ALBUM I OF DIMENSIONISM (non-Euclidean arts)
The Systematisation of Avant-Garde Arts

magyar

Book presentation in Írók Boltja at 25 May 2010, 4 p.m.

Book presented by: Júlia Klaniczay and László L. Simon. Speakers: Katalin Keserü, György Galántai, Tibor Papp, Bálint Szombathy and Gábor Tóth

Charles Tamkó Sirató was born 105 years ago and died 30 years ago. In 1965, i.e. 45 years ago, he compiled his memories of the history, background and follow-up of The Dimensionist Manifesto, published in Paris in 1936.
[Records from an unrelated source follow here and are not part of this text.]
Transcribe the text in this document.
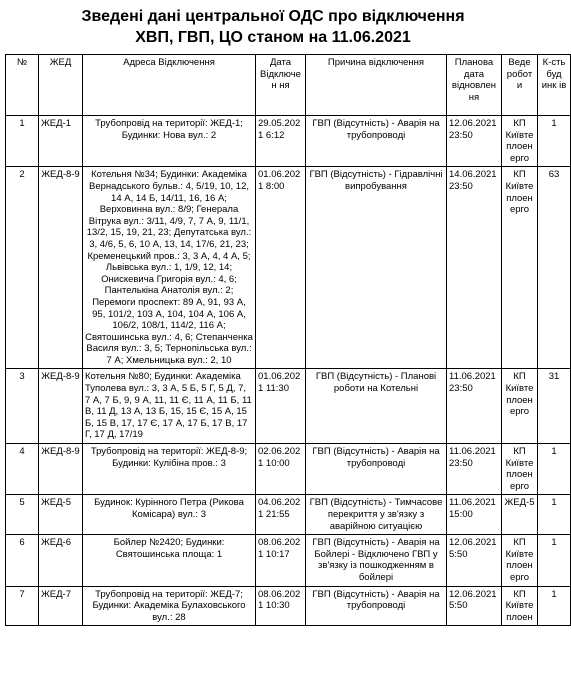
Зведені дані центральної ОДС про відключення
ХВП, ГВП, ЦО станом на 11.06.2021
№	ЖЕД	Адреса Відключення	Дата Відключен ня	Причина відключення	Планова дата відновлен ня	Веде робот и	К-сть буд инк ів
1	ЖЕД-1	Трубопровід на території: ЖЕД-1; Будинки: Нова вул.: 2	29.05.2021 6:12	ГВП (Відсутність) - Аварія на трубопроводі	12.06.2021 23:50	КП Київте плоен ерго	1
2	ЖЕД-8-9	Котельня №34; Будинки: Академіка Вернадського бульв.: 4, 5/19, 10, 12, 14 А, 14 Б, 14/11, 16, 16 А; Верховинна вул.: 8/9; Генерала Вітрука вул.: 3/11, 4/9, 7, 7 А, 9, 11/1, 13/2, 15, 19, 21, 23; Депутатська вул.: 3, 4/6, 5, 6, 10 А, 13, 14, 17/6, 21, 23; Кременецький пров.: 3, 3 А, 4, 4 А, 5; Львівська вул.: 1, 1/9, 12, 14; Онискевича Григорія вул.: 4, 6; Пантелькіна Анатолія вул.: 2; Перемоги проспект: 89 А, 91, 93 А, 95, 101/2, 103 А, 104, 104 А, 106 А, 106/2, 108/1, 114/2, 116 А; Святошинська вул.: 4, 6; Степанченка Василя вул.: 3, 5; Тернопільська вул.: 7 А; Хмельницька вул.: 2, 10	01.06.2021 8:00	ГВП (Відсутність) - Гідравлічні випробування	14.06.2021 23:50	КП Київте плоен ерго	63
3	ЖЕД-8-9	Котельня №80; Будинки: Академіка Туполева вул.: 3, 3 А, 5 Б, 5 Г, 5 Д, 7, 7 А, 7 Б, 9, 9 А, 11, 11 Є, 11 А, 11 Б, 11 В, 11 Д, 13 А, 13 Б, 15, 15 Є, 15 А, 15 Б, 15 В, 17, 17 Є, 17 А, 17 Б, 17 В, 17 Г, 17 Д, 17/19	01.06.2021 11:30	ГВП (Відсутність) - Планові роботи на Котельні	11.06.2021 23:50	КП Київте плоен ерго	31
4	ЖЕД-8-9	Трубопровід на території: ЖЕД-8-9; Будинки: Кулібіна пров.: 3	02.06.2021 10:00	ГВП (Відсутність) - Аварія на трубопроводі	11.06.2021 23:50	КП Київте плоен ерго	1
5	ЖЕД-5	Будинок: Курінного Петра (Рикова Комісара) вул.: 3	04.06.2021 21:55	ГВП (Відсутність) - Тимчасове перекриття у зв'язку з аварійною ситуацією	11.06.2021 15:00	ЖЕД-5	1
6	ЖЕД-6	Бойлер №2420; Будинки: Святошинська площа: 1	08.06.2021 10:17	ГВП (Відсутність) - Аварія на Бойлері - Відключено ГВП у зв'язку із пошкодженням в бойлері	12.06.2021 5:50	КП Київте плоен ерго	1
7	ЖЕД-7	Трубопровід на території: ЖЕД-7; Будинки: Академіка Булаховського вул.: 28	08.06.2021 10:30	ГВП (Відсутність) - Аварія на трубопроводі	12.06.2021 5:50	КП Київте плоен	1
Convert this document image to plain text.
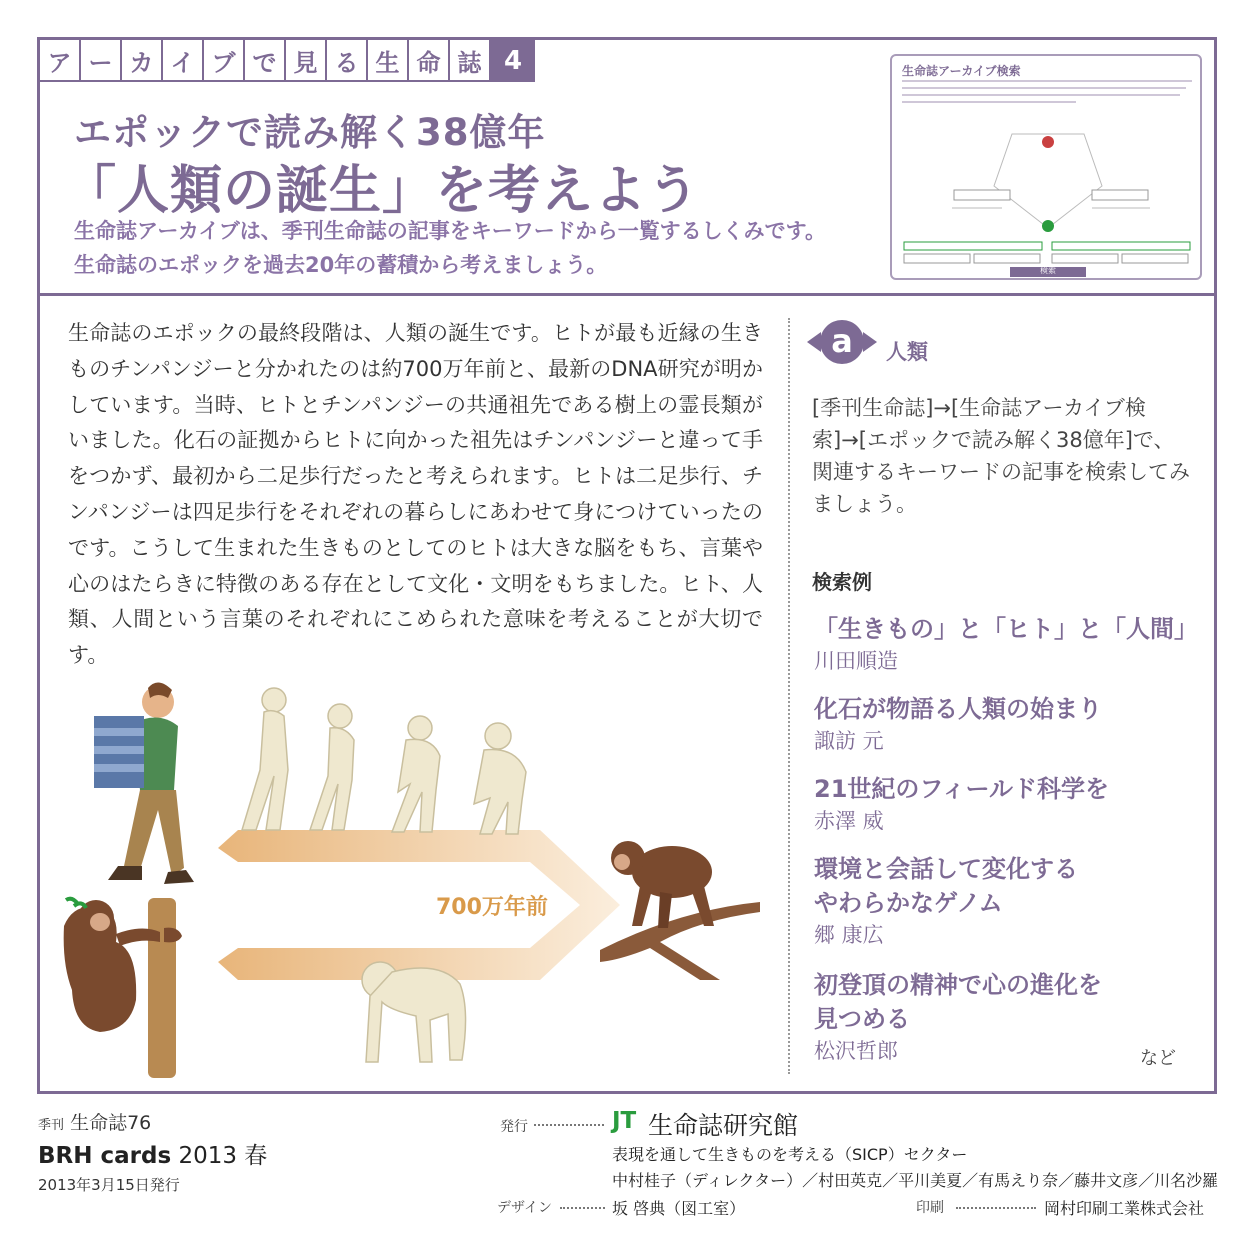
ア ー カ イ ブ で 見 る 生 命 誌 4
エポックで読み解く38億年
「人類の誕生」を考えよう
生命誌アーカイブは、季刊生命誌の記事をキーワードから一覧するしくみです。
生命誌のエポックを過去20年の蓄積から考えましょう。
生命誌アーカイブ検索
検索
生命誌のエポックの最終段階は、人類の誕生です。ヒトが最も近縁の生きものチンパンジーと分かれたのは約700万年前と、最新のDNA研究が明かしています。当時、ヒトとチンパンジーの共通祖先である樹上の霊長類がいました。化石の証拠からヒトに向かった祖先はチンパンジーと違って手をつかず、最初から二足歩行だったと考えられます。ヒトは二足歩行、チンパンジーは四足歩行をそれぞれの暮らしにあわせて身につけていったのです。こうして生まれた生きものとしてのヒトは大きな脳をもち、言葉や心のはたらきに特徴のある存在として文化・文明をもちました。ヒト、人類、人間という言葉のそれぞれにこめられた意味を考えることが大切です。
a 人類
[季刊生命誌]→[生命誌アーカイブ検索]→[エポックで読み解く38億年]で、関連するキーワードの記事を検索してみましょう。
検索例
「生きもの」と「ヒト」と「人間」
川田順造
化石が物語る人類の始まり
諏訪 元
21世紀のフィールド科学を
赤澤 威
環境と会話して変化する
やわらかなゲノム
郷 康広
初登頂の精神で心の進化を
見つめる
松沢哲郎	など
700万年前
季刊 生命誌76
BRH cards 2013 春
2013年3月15日発行
発行	JT 生命誌研究館
表現を通して生きものを考える（SICP）セクター
中村桂子（ディレクター）／村田英克／平川美夏／有馬えり奈／藤井文彦／川名沙羅
デザイン	坂 啓典（図工室）	印刷	岡村印刷工業株式会社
Although in 1936 the most prominent artists supported his Dimensionist art theory, it remained virtually unknown in Hungary and it gradually fell into obscurity in France. The main reason for this is that shortly after the manifesto was published Tamkó Sirató had to return to Hungary from Paris and that after World War II broke out he could not leave Hungary, where his innovative ideas were not received positively. Indeed, the implementation of his large-scale plan outlined in The Dimensionist Manifesto was unimaginable from behind the Iron Curtain. He hoped until his death that Album I of Dimensionism (Non-Euclidean Arts), the manuscript of which he distributed among his admirers, would be published.

Artpool and Magyar Műhely wish to pay tribute to the “prophet of Dimensionism” with this book which was recently published after several years of research and includes all the artist’s hitherto unpublished writing, his known and unknown pattern poems, the reconstructed version of his Dimensionist album, believed to have been lost, and – as a supplement – the reprint of the now unavailable edition of Manifeste Dimensioniste, published in Paris in 1936.

Through the personal accounts of the author readers can gain a direct insight into the background and reception of Planism in Hungary in the late 1920’s; the formation of the theory of Planism and the idea of Dimensionism, and into the writing of The Dimensionist Manifesto in Paris in the early 1930’s. The book also tells the story of how the news of the manifesto spread and how it found a following in Duchamp, Picabia, Moholy-Nagy and others. Finally, the volume throws light on the making of Album I of Dimensionism in the early 1960’s, explaining and illustrating Tamkó Sirató’s N+1 theory proclaimed in his Dimensionist manifesto.